The town of Barrow succumbs to “30 days of night,” making the movie an allegory of Major Depressive Disorder with seasonal pattern (Seasonal Affective Disorder). This condition manifests with depressive symptoms at characteristic times of the year (episodes usually begin in fall or winter and remit in spring). Since the characters’ behavior is significantly influenced by the vampiric plague, with vampires serving as metaphors for APD, then 30 Days of Night may be interpreted as a case of “Secondary Depression;” a condition characterized by depressive symptoms thought to be caused by an underlying (e.g. antisocial) personality disorder.

Oct 8: The Thing (1982)

SYNOPSIS

At the Amundsen’Scott South Pole Station, most personnel leave by the middle of February, leaving a few dozen “winter-overs” (mostly support staff plus a few scientists) who keep the station functional through the months of Antarctic night. The winter personnel are isolated between mid-February and late October. After the last flight has left for the winter, an annual tradition is a double feature viewing of The Thing and The Shining.

So, following yesterday’s blog on The Shining, its only right to examine John Carpenter’s The Thing next. Based on John W. Campbell, Jr.’s novella, Who Goes There?, the movie is about a parasitic , extraterrestrial lifeform that assimilates organisms at the molecular level, thus allowing it to mimic the host phenotypically.
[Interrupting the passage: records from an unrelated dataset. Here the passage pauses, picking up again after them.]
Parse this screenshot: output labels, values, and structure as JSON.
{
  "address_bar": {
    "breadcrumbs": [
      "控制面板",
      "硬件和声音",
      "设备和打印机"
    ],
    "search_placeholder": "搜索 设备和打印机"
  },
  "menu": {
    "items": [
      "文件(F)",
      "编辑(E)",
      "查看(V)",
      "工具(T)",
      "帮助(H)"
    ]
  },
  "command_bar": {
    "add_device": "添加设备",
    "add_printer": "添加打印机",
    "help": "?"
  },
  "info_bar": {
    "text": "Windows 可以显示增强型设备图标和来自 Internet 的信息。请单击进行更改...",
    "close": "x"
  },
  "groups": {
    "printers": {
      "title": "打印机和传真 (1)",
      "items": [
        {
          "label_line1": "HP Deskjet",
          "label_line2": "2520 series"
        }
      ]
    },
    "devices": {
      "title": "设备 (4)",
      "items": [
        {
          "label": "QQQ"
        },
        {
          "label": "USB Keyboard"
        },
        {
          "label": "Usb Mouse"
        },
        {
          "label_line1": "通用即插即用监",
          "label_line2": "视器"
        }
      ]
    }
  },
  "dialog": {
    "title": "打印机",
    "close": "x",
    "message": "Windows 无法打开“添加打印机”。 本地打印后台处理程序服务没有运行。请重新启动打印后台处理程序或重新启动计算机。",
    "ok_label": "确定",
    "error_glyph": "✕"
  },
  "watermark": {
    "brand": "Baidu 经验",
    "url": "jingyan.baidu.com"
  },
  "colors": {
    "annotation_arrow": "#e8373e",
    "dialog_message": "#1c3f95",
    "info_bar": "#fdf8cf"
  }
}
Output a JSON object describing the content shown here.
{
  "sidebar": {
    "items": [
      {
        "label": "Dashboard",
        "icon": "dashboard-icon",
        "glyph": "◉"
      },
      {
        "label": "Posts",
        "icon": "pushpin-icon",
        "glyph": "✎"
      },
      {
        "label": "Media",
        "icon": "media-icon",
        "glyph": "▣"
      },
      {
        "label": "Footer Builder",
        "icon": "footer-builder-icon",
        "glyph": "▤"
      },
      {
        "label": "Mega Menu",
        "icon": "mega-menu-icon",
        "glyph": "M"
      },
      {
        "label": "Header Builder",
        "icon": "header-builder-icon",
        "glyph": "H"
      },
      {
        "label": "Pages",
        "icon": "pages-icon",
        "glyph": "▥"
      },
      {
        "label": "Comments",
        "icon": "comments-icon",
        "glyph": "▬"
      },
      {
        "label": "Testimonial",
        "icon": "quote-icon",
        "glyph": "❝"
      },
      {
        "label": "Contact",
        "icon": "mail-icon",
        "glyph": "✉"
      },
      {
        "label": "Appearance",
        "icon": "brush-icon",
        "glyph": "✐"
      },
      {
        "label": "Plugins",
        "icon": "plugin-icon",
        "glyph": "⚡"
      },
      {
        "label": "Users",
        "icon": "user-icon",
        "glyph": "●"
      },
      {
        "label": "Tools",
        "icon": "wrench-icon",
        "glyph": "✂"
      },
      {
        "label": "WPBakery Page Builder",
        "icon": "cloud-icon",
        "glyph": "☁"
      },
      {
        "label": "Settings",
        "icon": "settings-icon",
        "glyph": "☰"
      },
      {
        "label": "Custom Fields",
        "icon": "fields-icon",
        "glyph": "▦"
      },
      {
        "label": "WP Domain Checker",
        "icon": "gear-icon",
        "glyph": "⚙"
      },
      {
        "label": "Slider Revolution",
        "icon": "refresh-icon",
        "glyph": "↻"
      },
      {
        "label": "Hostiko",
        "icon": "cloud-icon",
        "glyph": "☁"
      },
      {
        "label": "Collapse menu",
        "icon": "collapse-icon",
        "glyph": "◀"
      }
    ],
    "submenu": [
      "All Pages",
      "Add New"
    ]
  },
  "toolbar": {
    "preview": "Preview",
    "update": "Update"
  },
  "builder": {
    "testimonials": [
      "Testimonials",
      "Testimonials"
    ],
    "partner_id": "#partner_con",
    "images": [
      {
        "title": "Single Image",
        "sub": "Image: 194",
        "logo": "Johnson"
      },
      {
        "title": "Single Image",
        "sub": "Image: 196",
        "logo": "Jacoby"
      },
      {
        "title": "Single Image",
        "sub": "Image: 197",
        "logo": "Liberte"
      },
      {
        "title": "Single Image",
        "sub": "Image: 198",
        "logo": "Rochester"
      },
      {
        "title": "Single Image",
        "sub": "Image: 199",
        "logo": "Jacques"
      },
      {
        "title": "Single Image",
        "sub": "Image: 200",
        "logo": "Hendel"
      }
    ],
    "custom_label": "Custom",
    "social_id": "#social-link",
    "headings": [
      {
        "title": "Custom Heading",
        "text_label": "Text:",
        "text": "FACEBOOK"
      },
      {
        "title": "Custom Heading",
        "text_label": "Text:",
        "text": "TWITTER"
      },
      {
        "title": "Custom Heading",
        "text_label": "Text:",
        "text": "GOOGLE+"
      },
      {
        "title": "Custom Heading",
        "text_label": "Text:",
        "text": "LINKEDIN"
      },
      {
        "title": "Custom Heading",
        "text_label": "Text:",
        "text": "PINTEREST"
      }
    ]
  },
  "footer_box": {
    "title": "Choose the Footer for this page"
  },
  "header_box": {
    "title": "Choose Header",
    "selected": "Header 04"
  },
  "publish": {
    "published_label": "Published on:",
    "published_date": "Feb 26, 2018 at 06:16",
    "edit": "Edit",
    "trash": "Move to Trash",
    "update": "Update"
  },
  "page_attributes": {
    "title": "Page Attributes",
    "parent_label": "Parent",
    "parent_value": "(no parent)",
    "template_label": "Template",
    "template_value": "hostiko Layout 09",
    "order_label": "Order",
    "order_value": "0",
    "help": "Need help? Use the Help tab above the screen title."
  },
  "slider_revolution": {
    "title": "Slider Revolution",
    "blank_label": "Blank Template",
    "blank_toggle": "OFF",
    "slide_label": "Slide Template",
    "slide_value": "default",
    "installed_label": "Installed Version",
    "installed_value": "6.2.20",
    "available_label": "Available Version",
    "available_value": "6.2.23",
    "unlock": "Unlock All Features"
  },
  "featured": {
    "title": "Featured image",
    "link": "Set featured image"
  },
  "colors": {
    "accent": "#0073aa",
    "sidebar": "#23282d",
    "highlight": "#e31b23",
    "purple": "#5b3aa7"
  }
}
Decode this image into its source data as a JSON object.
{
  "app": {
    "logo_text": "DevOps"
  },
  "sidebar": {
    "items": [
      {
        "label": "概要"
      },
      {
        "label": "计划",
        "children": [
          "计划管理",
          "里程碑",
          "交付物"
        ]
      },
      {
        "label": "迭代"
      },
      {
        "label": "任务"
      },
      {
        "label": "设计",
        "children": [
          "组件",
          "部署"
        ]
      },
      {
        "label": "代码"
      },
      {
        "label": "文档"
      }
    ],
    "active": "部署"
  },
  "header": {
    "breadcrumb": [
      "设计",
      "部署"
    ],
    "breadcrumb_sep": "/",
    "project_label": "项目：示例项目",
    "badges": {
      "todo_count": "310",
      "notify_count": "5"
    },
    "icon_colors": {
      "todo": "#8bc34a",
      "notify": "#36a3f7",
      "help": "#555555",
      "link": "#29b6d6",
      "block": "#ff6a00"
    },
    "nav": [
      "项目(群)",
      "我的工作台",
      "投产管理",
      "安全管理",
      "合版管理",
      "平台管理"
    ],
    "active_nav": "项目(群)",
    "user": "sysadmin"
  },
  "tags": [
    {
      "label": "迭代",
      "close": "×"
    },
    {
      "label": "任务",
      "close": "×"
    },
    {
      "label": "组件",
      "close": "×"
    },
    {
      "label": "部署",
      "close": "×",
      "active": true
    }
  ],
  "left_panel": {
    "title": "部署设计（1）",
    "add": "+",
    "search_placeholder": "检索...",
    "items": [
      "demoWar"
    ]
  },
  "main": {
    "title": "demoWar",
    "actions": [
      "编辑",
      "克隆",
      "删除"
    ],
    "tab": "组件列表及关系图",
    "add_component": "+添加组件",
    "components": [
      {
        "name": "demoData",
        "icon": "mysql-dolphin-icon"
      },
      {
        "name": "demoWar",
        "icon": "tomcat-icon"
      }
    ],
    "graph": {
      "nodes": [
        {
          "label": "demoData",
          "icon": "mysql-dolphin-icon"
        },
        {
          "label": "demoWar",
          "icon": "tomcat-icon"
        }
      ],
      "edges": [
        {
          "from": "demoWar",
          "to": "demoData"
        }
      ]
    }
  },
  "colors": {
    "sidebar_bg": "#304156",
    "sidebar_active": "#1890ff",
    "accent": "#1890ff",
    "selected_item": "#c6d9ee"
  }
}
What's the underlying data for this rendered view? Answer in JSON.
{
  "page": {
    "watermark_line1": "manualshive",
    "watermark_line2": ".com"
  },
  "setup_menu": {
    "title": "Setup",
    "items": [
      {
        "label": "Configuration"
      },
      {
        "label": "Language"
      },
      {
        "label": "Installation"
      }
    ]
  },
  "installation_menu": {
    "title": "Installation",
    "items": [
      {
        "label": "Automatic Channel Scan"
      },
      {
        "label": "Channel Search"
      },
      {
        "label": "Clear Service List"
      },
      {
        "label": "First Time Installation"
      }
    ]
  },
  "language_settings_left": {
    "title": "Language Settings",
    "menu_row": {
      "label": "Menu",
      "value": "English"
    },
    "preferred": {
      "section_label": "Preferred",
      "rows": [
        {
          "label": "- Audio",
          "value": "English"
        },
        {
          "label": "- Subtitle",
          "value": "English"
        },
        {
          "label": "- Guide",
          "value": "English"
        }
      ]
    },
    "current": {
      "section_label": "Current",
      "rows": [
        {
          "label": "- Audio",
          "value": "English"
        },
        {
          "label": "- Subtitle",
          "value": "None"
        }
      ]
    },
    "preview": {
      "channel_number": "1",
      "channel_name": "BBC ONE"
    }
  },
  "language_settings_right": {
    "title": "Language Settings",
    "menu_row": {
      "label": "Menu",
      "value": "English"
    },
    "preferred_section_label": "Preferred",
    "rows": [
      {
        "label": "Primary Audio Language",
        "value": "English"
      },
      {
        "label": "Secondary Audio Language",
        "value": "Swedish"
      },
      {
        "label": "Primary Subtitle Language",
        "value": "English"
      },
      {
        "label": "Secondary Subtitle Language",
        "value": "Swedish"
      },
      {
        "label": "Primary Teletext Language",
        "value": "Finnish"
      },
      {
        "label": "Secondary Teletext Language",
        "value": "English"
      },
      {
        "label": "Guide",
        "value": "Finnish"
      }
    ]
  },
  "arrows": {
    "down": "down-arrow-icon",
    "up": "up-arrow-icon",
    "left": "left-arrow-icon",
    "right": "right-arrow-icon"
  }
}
Set in Antarctica, The Thing begins with a Norwegian helicopter pursuing an Alaskan malamute to an American research station. When the last surviving Norwegian is shot and killed, the Americans go to the Norwegian base only to find it burned to the ground. MacReady and the crew learn that the Malamute was alien, and before they could kill it, the thing begins to assimilate the other dogs and members of the research team.

Considered by Carpenter to be the first part of an apocalyptic trilogy along with Prince of Darkness and In the Mouth of Madness, The Thing pays homage to Dracula, depicting the trials of MacReady (modern day Van Helsing), who leads the team as they try to capture and kill the inhuman scourge before it can hibernate and move beyond the continent.

THE PSYCHIATRY OF THE THING

We discover that the thing was trying to freeze itself and hibernate, thus introducing the notion of dyssomnias; sleep abnormalities in the amount, quality, or timing of sleep involving abnormalities in mechanisms generating sleep-wake states (as opposed to parasomnias which are abnormal behaviors occurring in association with/around the time of sleep such as sleep walking). One dyssomnia, Non-24 Hour Sleep-Wake Type (a Circadian Rhythm Sleep-Wake Disorder), is characterized by abnormal synchronization between the 24-h light-dark cycle and the endogenous circadian rhythm. Given that a) the setting of the film is the Antarctic night, b) the alien’s circadian rhythm is longer than 24 hours, c) the alien needs to hibernate, The Thing may be viewed as an exercise in the Sleep-Wake Disorders.

The Thing can also be interpreted as a case study of “mass paranoia;” with imminent danger behind every familiar face, the film oscillates between hypervigilance and Shared Psychotic Disorder. For example, Blair becomes increasingly paranoid, calculating that if the alien escapes Antarctica, all life on earth will be assimilated within a few years.
In the final scene, MacReady and Childs watch the camp burn and acknowledge the futility of their distrust and share a bottle of scotch. The ambiguous ending is clarified 30 years later by Joss Whedon; in The Cabin in the Woods, the scene revealing the “Fail” in Sweden most likely reveals the cataclysmic outcome of The Thing.